It seems to me that, as we look to the future in a more trade-liberalised world, we must have greater reliance on solutions soundly based on science. We cannot replace quotas and tariffs with other technical barriers in any unjustified way.
And because the food industry is indeed a global business, we should also further develop international norms of food standards to facilitate trade and foster good relations. A situation under which different rules apply in different trading blocs - for example on permitted levels of residues or contaminants - is almost bound to provoke problems.
So on the technical side we need therefore to continue to seek common ground and guidelines at international level, notably through the Codex.

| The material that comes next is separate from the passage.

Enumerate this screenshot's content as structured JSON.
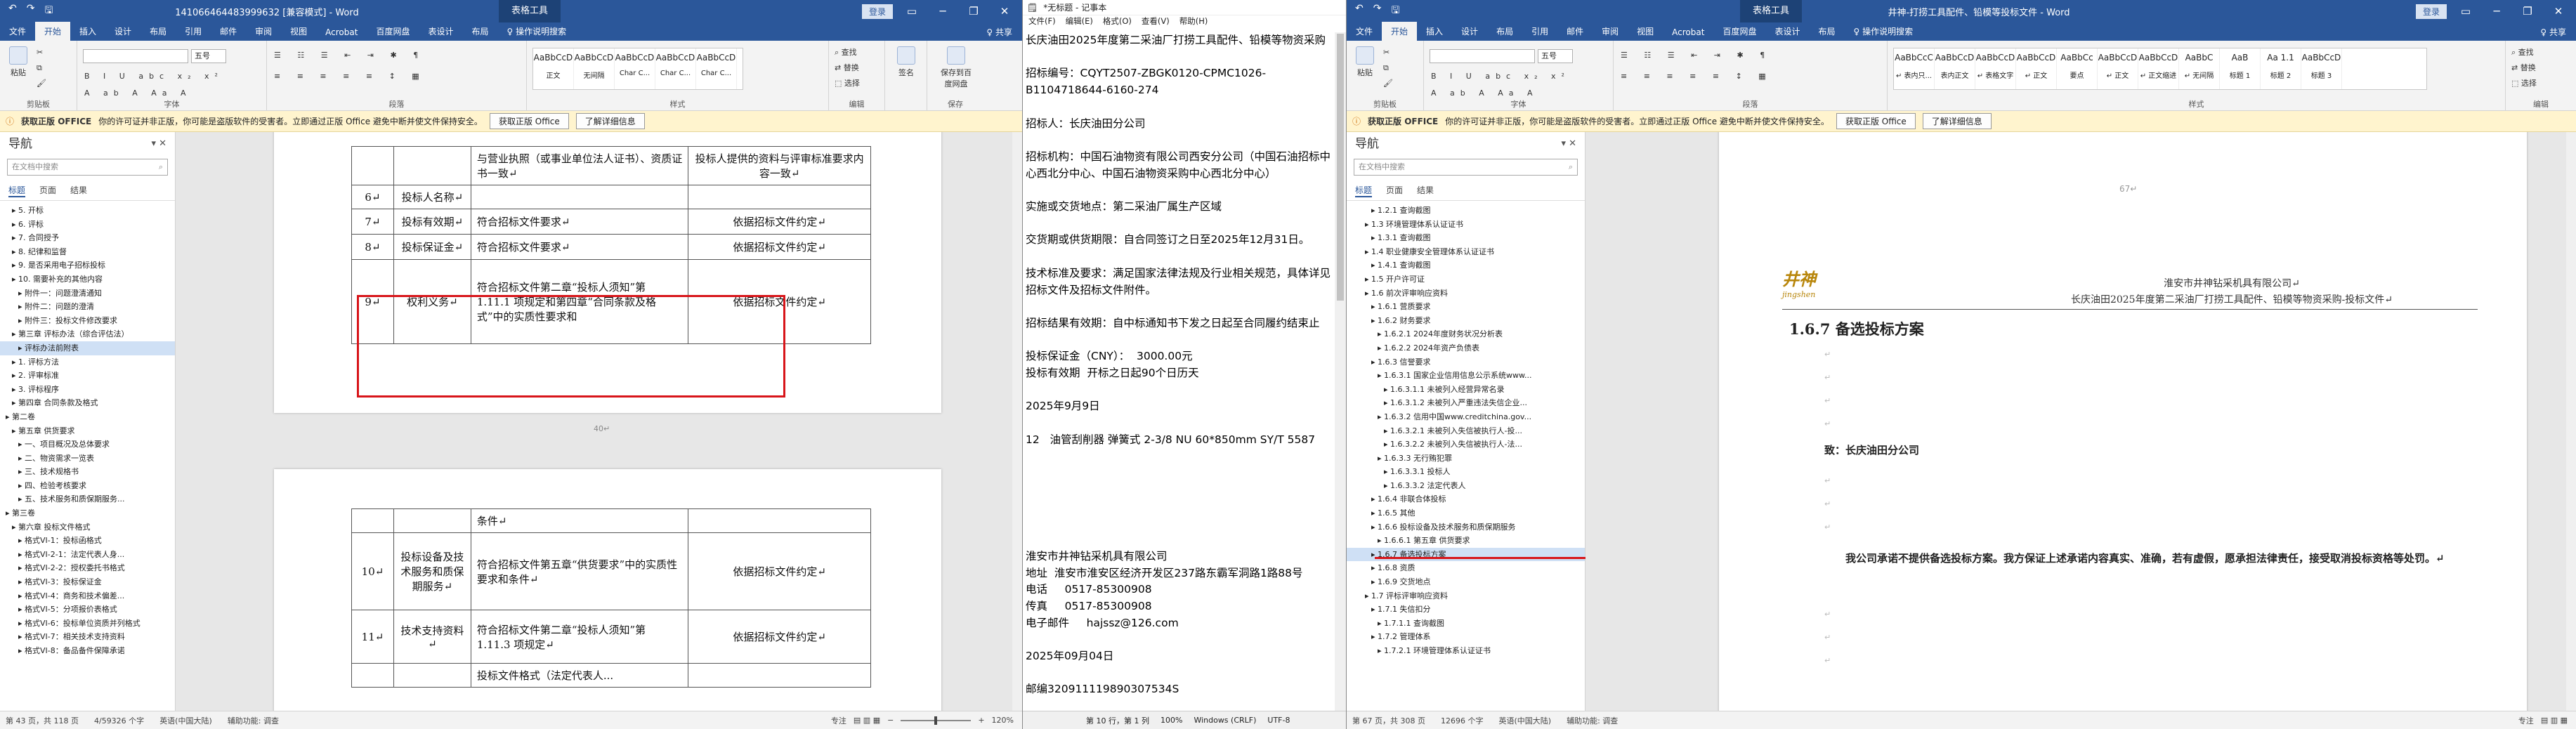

One challenge is to move towards global risk assessment, accepted by all. With this goal in mind, one exciting development with significant potential is a new initiative I have launched at greater co-operation between our own EFSA and the FDA in the United States. This, I hope, will mark an important step on a long and ambitious strategy with the prize of global risk assessment as its ultimate goal.
That of course is a long way off - but if we can ever reach that stage, and the required level of enhanced mutual trust, why stop there? Could we perhaps then move towards global risk management? In principle, there is no logical barrier if we move towards greater integration of international trade, sometimes unfortunately referred to in pejorative terms as "globalisation".
Finally on the question of international relations, I would mention one further issue which has been the source of considerable controversy. I refer to the "precautionary principle.
The political controversy concerns fears that the principle could be used as a thinly-disguised trade protection measure.
I left the wrecked WTO trade talks in November 1999 with a keen determination. This was to strive for a global definition of the precautionary principle, at last in so far as its use in the area of food safety was concerned, my own direct area of responsibility.
I believed that the true value of the Seattle disaster was its exposure of the enormous disparities between the developed and developing worlds and the differences in expectation between the citizens of the richest countries and those of the poorest.
I had sensed a widespread suspicion about the motivations of food safety approaches in Europe, and, in particular, a sentiment that protectionism rather than safety was our real motivation. I did not believe that to be the case. But, if it was, or there was a perception that it was, then a serious effort was needed on our part to dispel the evident misapprehensions.
One way of seeking to minimise difference and to foster greater trust is to have clear rules on risk analysis, particularly for the use of the precautionary principle. So on my return to Brussels I immediately started work on what became, in February 2000, the European Commission's Communication on the Precautionary Principle. This was our attempt to demystify the EU's use of precaution.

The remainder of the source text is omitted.